Une passagère du Limoges-Parisà franceinfo
Les télétravailleurs, habitués aux voyages perturbés, semblent à peine surpris par ce retard et continuent leurs tâches sur leurs ordinateurs portables. Simon Garret se dit tout de même "inquiet". "On se demande s'ils vont continuer à supprimer des trains ou si on peut espérer une amélioration", souffle ce consultant qui voyage presque chaque semaine à Paris. Il vient de rater un rendez-vous à 11 heures. "J'espère que je pourrais assurer celui de 14 heures", glisse-t-il.
"Je ne sais pas ce qui se passe ce mois-ci, c'est terrible, se plaint le vendeur ambulant de la SNCF en servant les cafés. J'ai déjà eu 5 heures de retard il y a quelques jours." Sur le quai, des contrôleurs membres de la CGT sont outrés. Ils ne sont pas convaincus par les explications météorologiques de la SNCF. "C'est hallucinant, il ne fait pas -20°C, s'énerve Yannick Cicéron. Il y a des moyens de dégivrer, avec des machines racleuses." Les trains racleurs permettent en effet d'enlever le gel de la caténaire, le fil qui alimente le train en électricité. "Il n'y a pas assez de machines de raclage et pas assez de conducteurs pour racler", assure Yvan Escribe, secrétaire général du bureau territorial de l'UFCM-CGT.
"On se force à ne pas prendre la voiture..."
Interrogée par franceinfo, la SNCF assure toutefois que les trains racleurs n'auraient pas pu remédier au problème. "Le phénomène météo dont nous avons souffert au nord des Aubrais n'est pas du givre classique, mais des pluies verglaçantes. Nous n'avons donc pas eu à faire face à une fine couche de givre sur la caténaire, mais à des stalactites." Les trains ont donc été détournés vers Nevers pour éviter les blocages sur les voies, "encore plus avec le risque que le train soit privé d'énergie et donc de chauffage avec des centaines de clients dedans", justifie la compagnie ferroviaire.
Comment expliquer, toutefois, les trains annulés les jours précédents ? Quatre ont été supprimés sur cette ligne le mardi 13 décembre. La SNCF n'a pas répondu à cette question. Pas d'explications non plus sur le temps de trajet qui s'est allongé. Le syndicaliste de la CGT assure que la fin de l'activité de fret fragilise les caténaires pendant l'hiver.
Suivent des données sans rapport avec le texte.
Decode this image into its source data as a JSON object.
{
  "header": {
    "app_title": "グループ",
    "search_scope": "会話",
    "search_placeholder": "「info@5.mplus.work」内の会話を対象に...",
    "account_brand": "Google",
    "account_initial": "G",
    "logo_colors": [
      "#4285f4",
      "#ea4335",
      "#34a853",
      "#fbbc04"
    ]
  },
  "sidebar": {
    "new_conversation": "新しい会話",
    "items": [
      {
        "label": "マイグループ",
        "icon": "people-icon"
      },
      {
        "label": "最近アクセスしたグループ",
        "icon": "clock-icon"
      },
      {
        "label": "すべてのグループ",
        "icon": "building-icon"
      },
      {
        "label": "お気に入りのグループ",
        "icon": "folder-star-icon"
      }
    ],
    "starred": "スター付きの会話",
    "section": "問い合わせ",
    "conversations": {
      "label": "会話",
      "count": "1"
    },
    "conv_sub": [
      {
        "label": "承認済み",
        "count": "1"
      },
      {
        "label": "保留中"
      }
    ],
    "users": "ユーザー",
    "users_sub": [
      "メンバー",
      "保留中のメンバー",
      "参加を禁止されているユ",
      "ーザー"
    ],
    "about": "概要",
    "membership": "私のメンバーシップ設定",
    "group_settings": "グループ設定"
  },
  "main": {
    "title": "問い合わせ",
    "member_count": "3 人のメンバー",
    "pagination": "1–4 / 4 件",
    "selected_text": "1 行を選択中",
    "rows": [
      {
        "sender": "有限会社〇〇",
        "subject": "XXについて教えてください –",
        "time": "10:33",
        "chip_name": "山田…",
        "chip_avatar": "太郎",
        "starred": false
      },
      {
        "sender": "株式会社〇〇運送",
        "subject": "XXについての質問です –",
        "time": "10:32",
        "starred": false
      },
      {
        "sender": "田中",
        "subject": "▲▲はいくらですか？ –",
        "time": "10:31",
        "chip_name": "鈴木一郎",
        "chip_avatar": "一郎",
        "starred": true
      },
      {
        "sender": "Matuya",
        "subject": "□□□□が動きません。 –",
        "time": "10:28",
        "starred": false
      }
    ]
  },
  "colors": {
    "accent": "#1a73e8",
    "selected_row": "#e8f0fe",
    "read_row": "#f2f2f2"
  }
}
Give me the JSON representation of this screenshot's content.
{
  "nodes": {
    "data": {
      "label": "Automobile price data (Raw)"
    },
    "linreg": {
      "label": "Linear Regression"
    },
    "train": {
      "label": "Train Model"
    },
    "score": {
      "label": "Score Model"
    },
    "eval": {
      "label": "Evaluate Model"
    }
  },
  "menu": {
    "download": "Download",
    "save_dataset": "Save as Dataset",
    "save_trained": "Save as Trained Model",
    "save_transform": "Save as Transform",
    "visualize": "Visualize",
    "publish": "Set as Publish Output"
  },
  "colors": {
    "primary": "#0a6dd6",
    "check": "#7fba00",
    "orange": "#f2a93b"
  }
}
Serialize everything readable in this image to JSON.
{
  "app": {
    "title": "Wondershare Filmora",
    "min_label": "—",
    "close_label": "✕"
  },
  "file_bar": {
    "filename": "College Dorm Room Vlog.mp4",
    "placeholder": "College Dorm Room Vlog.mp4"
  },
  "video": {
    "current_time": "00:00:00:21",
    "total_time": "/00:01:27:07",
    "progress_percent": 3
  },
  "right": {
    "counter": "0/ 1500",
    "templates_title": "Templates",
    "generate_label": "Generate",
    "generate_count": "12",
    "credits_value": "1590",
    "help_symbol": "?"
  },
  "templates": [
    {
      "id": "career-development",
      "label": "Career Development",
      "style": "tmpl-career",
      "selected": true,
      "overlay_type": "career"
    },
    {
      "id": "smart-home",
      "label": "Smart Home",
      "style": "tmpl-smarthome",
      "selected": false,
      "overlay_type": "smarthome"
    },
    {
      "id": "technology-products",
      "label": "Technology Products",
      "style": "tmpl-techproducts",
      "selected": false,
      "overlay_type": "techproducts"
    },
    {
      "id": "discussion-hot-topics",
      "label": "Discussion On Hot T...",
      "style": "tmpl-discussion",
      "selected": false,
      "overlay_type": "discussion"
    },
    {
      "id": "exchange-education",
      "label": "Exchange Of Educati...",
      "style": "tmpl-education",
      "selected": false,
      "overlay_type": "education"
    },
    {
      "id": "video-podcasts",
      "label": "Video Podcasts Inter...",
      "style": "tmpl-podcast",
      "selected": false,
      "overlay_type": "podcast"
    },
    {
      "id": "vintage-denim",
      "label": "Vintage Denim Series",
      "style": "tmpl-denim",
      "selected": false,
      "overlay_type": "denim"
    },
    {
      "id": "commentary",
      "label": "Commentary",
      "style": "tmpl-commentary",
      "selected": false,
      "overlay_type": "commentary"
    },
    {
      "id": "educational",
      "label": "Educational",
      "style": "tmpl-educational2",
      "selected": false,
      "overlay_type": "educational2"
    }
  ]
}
Le passage des trains de marchandises toute la nuit permettait auparavant d'éviter l'accumulation de gel sur les caténaires, explique Yvan Escribe. "Mais on a perdu près de 80% du service de fret sur la région depuis les années 2000."
L'Intercités entre finalement en gare d'Austerlitz à 13h35, au lieu de 9h19. "Servez-vous messieurs dames", lancent des agents SNCF qui distribuent des plateaux-repas sur le quai. "On se force à ne pas prendre la voiture, un peu par principe, et ça nous prend des heures de plus", regrette Agathe Delignieres, psychologue qui revient du Lot, où elle donnait une formation. Elle avait déjà raté une correspondance lors de l'aller, à cause d'un retard, et a été logée dans un hôtel. Cette fois-ci, elle a mis presque 10 heures pour rejoindre Paris depuis Brive. Reprendra-t-elle le train ? "La prochaine fois, j'y réfléchirais à deux fois", reconnaît-elle en s'éloignant de la gare.